I'm confused. Won't pg_dump quote the keywords it knows its postgres 
version will need quoted? We can't expect it to have knowledge of future 
requirements for quoting, unless someone really does invent time travel 
(in which case someone could just go to the future and bring back 
version 107.6 and save us all the trouble).

cheers

andrew


Andrew Dunstan <andrew@dunslane.net> writes:
> I'm confused. Won't pg_dump quote the keywords it knows its postgres 
> version will need quoted? We can't expect it to have knowledge of future 
> requirements for quoting, unless someone really does invent time travel 
> (in which case someone could just go to the future and bring back 
> version 107.6 and save us all the trouble).

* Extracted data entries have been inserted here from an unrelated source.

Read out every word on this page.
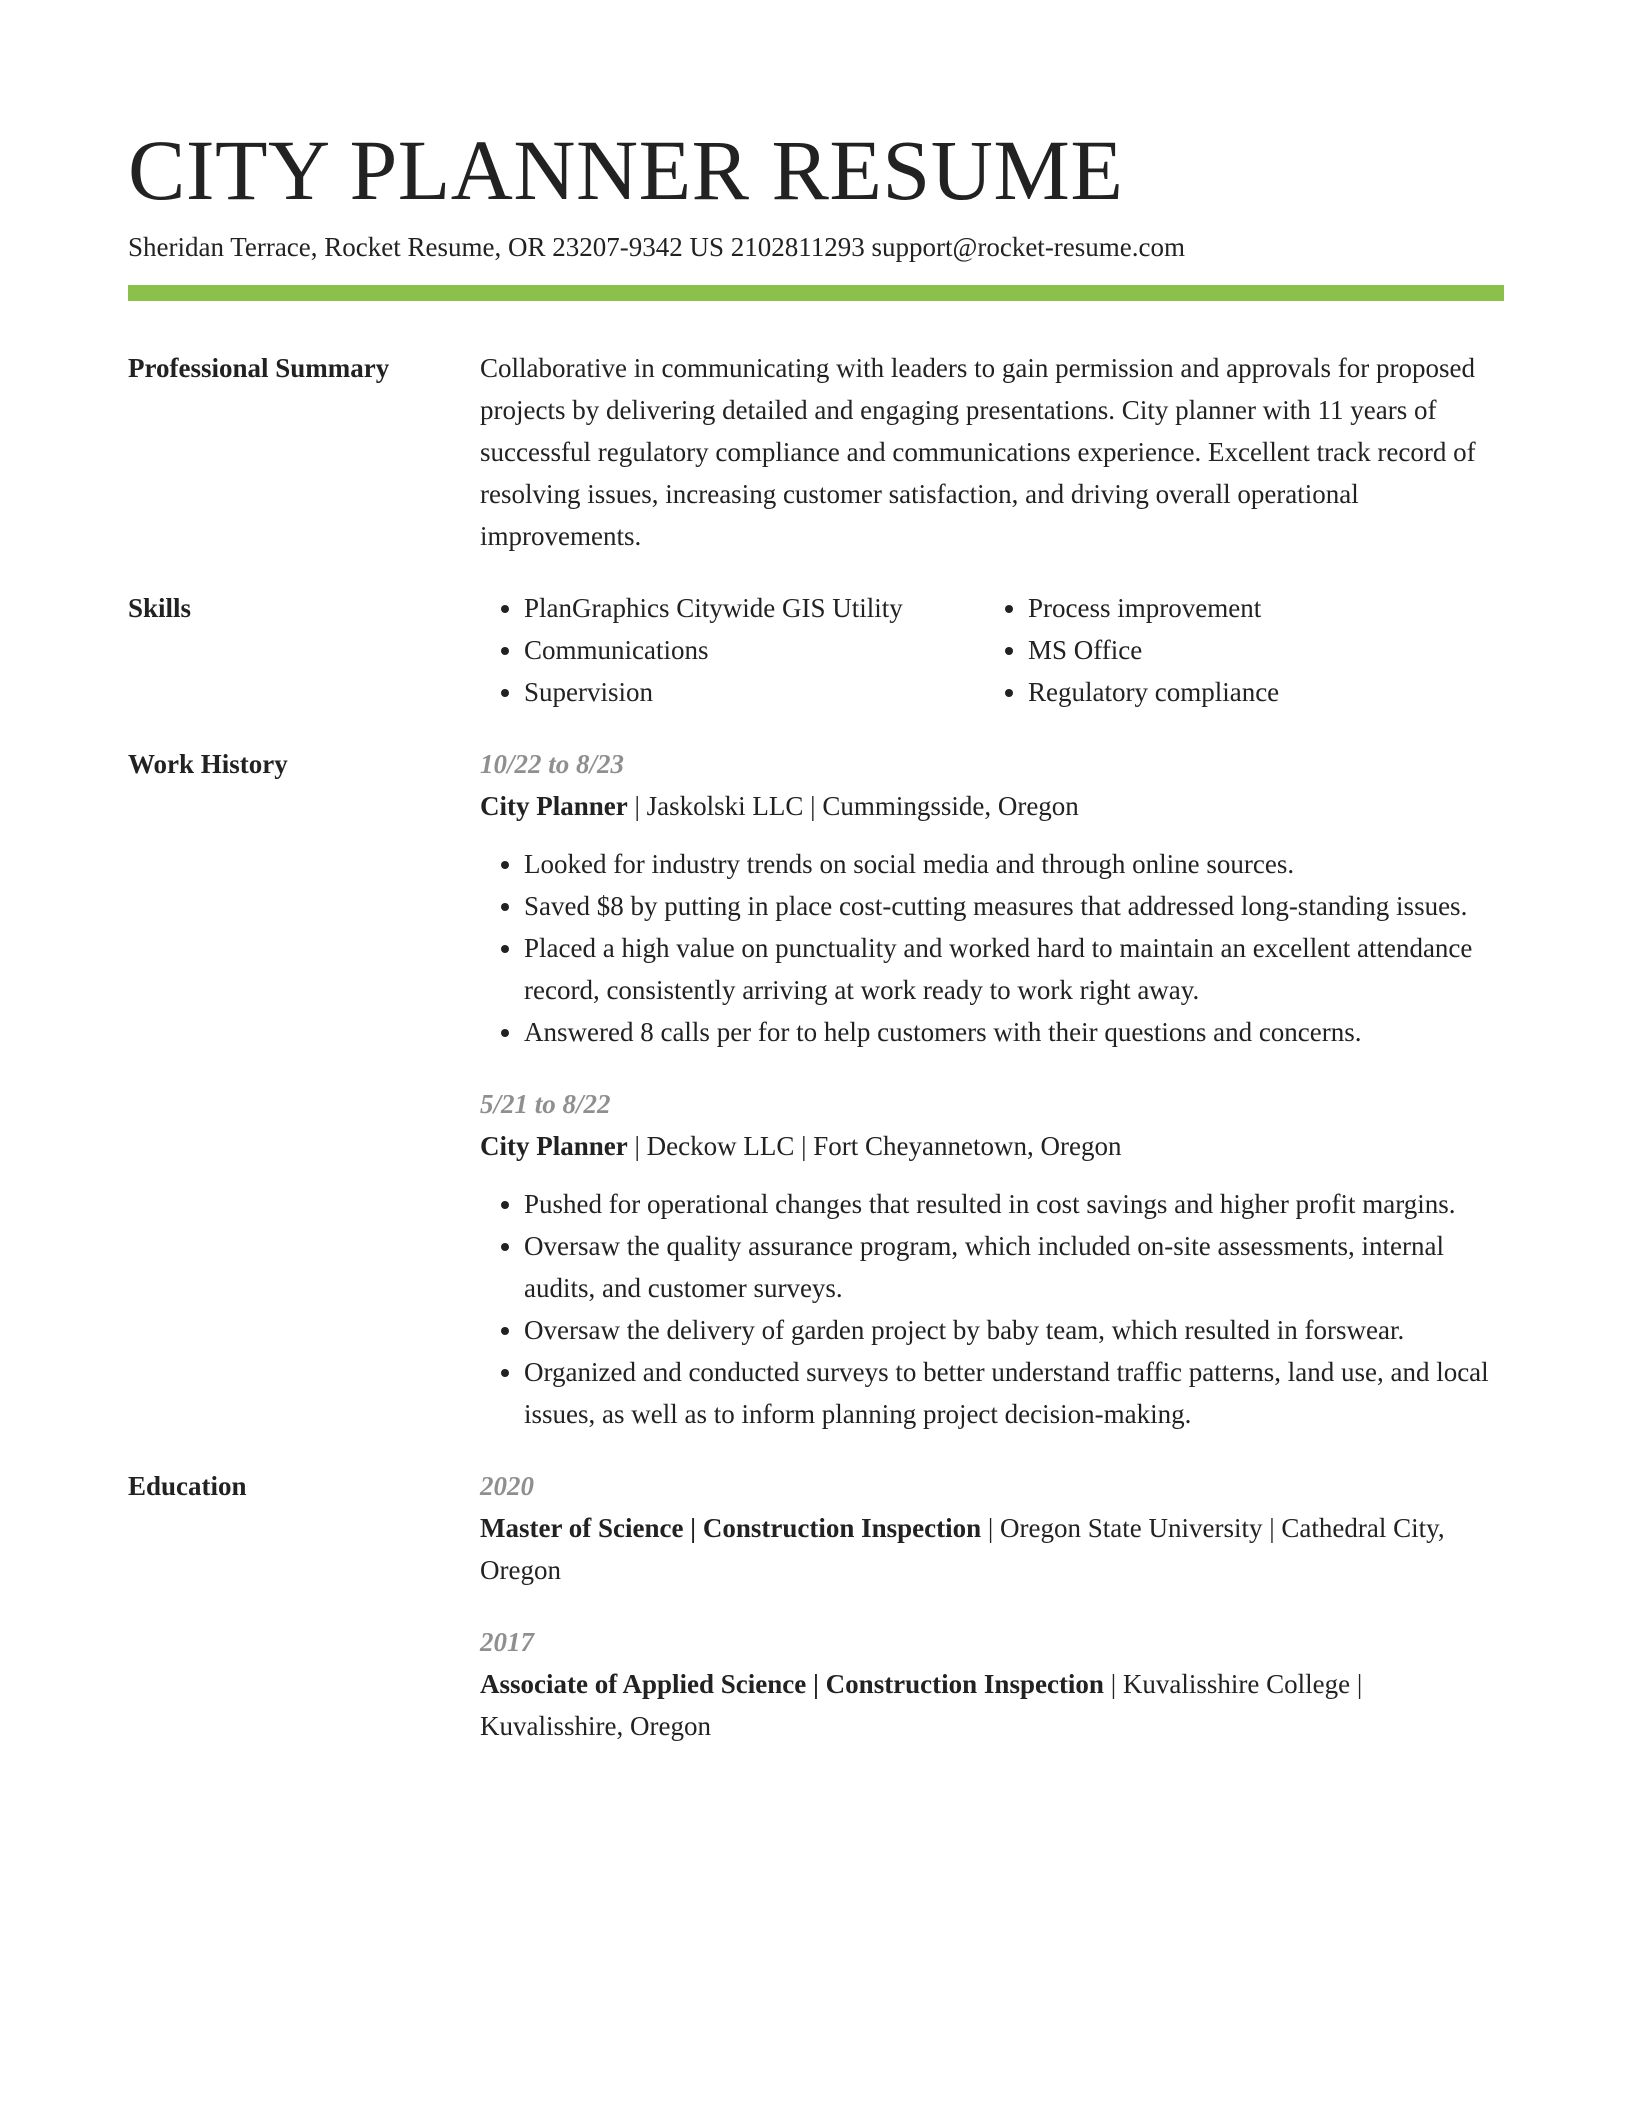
CITY PLANNER RESUME
Sheridan Terrace, Rocket Resume, OR 23207-9342 US 2102811293 support@rocket-resume.com
Professional Summary	Collaborative in communicating with leaders to gain permission and approvals for proposed projects by delivering detailed and engaging presentations. City planner with 11 years of successful regulatory compliance and communications experience. Excellent track record of resolving issues, increasing customer satisfaction, and driving overall operational improvements.

Skills
•	PlanGraphics Citywide GIS Utility
• Communications
• Supervision
• Process improvement
• MS Office
• Regulatory compliance
Work History	10/22 to 8/23
City Planner | Jaskolski LLC | Cummingsside, Oregon
• Looked for industry trends on social media and through online sources.
• Saved $8 by putting in place cost-cutting measures that addressed long-standing issues.
• Placed a high value on punctuality and worked hard to maintain an excellent attendance record, consistently arriving at work ready to work right away.
• Answered 8 calls per for to help customers with their questions and concerns.
5/21 to 8/22
City Planner | Deckow LLC | Fort Cheyannetown, Oregon
• Pushed for operational changes that resulted in cost savings and higher profit margins.
• Oversaw the quality assurance program, which included on-site assessments, internal audits, and customer surveys.
• Oversaw the delivery of garden project by baby team, which resulted in forswear.
• Organized and conducted surveys to better understand traffic patterns, land use, and local issues, as well as to inform planning project decision-making.
Education	2020
Master of Science | Construction Inspection | Oregon State University | Cathedral City, Oregon
2017
Associate of Applied Science | Construction Inspection | Kuvalisshire College | Kuvalisshire, Oregon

Yeah.  I'm disinclined to pre-emptively quote things for pie-in-the-sky
patches.  WITH is already a grammar keyword, so it's not a big deal to
tweak things to quote it, but adding a dozen keywords that have zero
functionality in the grammar is another thing entirely.

Also, the fact that this particular form of the grammar requires
reserving the keywords does not prove that there is no way to have the
features without that.  I'd want to see us try a little harder first.
        regards, tom lane


"Andrew Dunstan" <andrew@dunslane.net> writes:

> Gregory Stark wrote:
>> I'm thinking it may make sense to lie about all of these in quote_identifier
>> so that someone who upgrades from 8.2 to 8.3 can then upgrade to 8.4. If we
>> add reserved words in one step then there's no way to upgrade except to rename
>> things before dumping. Any comments?
>
> I'm confused. Won't pg_dump quote the keywords it knows its postgres version
> will need quoted? We can't expect it to have knowledge of future requirements
> for quoting

Well as far as standard syntax from the spec we can. But you're right, as
Heikki pointed out offline, the approved upgrade path is to use the pg_dump
from the target version to dump the old database.

It may still be worth telling one version of Postgres about anticipated
keywords prior to a release which adds them so that people who don't follow
instructions and try a dump generated with an old pg_dump have a fighting
chance. Besides, what's a person to do if they have a dump lying around?
Restore it in an old database so they can re-dump it with the new pg_dump?

That said, this would only bite someone who is using columns named "cube" or
"rows" *and* uses the old pg_dump or tries to restore a dump they already
have without re-dumping with the new pg_dump. It may just not be worth
worrying about.

>  unless someone really does invent time travel (in which case someone could
> just go to the future and bring back version 107.6 and save us all the
> trouble).

That would revolutionize the IP law field....

--  Gregory Stark EnterpriseDB          http://www.enterprisedb.com




Gregory Stark wrote:
> It may still be worth telling one version of Postgres about anticipated
> keywords prior to a release which adds them so that people who don't follow
> instructions and try a dump generated with an old pg_dump have a fighting
> chance. Besides, what's a person to do if they have a dump lying around?
> Restore it in an old database so they can re-dump it with the new pg_dump?
>
>   


That is in fact the only thing we fairly much guarantee to work.

cheers

andrew


"Tom Lane" <tgl@sss.pgh.pa.us> writes:

> Yeah.  I'm disinclined to pre-emptively quote things for pie-in-the-sky
> patches.  WITH is already a grammar keyword, so it's not a big deal to
> tweak things to quote it, but adding a dozen keywords that have zero
> functionality in the grammar is another thing entirely.

Sure.

> Also, the fact that this particular form of the grammar requires
> reserving the keywords does not prove that there is no way to have the
> features without that.  I'd want to see us try a little harder first.

At least some of them are unavoidable conflicts:

select a,b,count(*) from tab GROUP BY cube(a,b)
select a,b,count(*) from tab GROUP BY rollup(a,b)

--  Gregory Stark EnterpriseDB          http://www.enterprisedb.com



Gregory Stark <stark@enterprisedb.com> writes:
> "Tom Lane" <tgl@sss.pgh.pa.us> writes:
>> Also, the fact that this particular form of the grammar requires
>> reserving the keywords does not prove that there is no way to have the
>> features without that.  I'd want to see us try a little harder first.

> At least some of them are unavoidable conflicts:

> select a,b,count(*) from tab GROUP BY cube(a,b)
> select a,b,count(*) from tab GROUP BY rollup(a,b)

In principle this case could be handled by having parse analysis
treat a FuncCall node at the top level of GROUP BY specially when
the function name is CUBE etc.

I'm not saying that might not be uglier than having the grammar
recognize it, just pointing out that there's usually more than
one way to skin a cat.
        regards, tom lane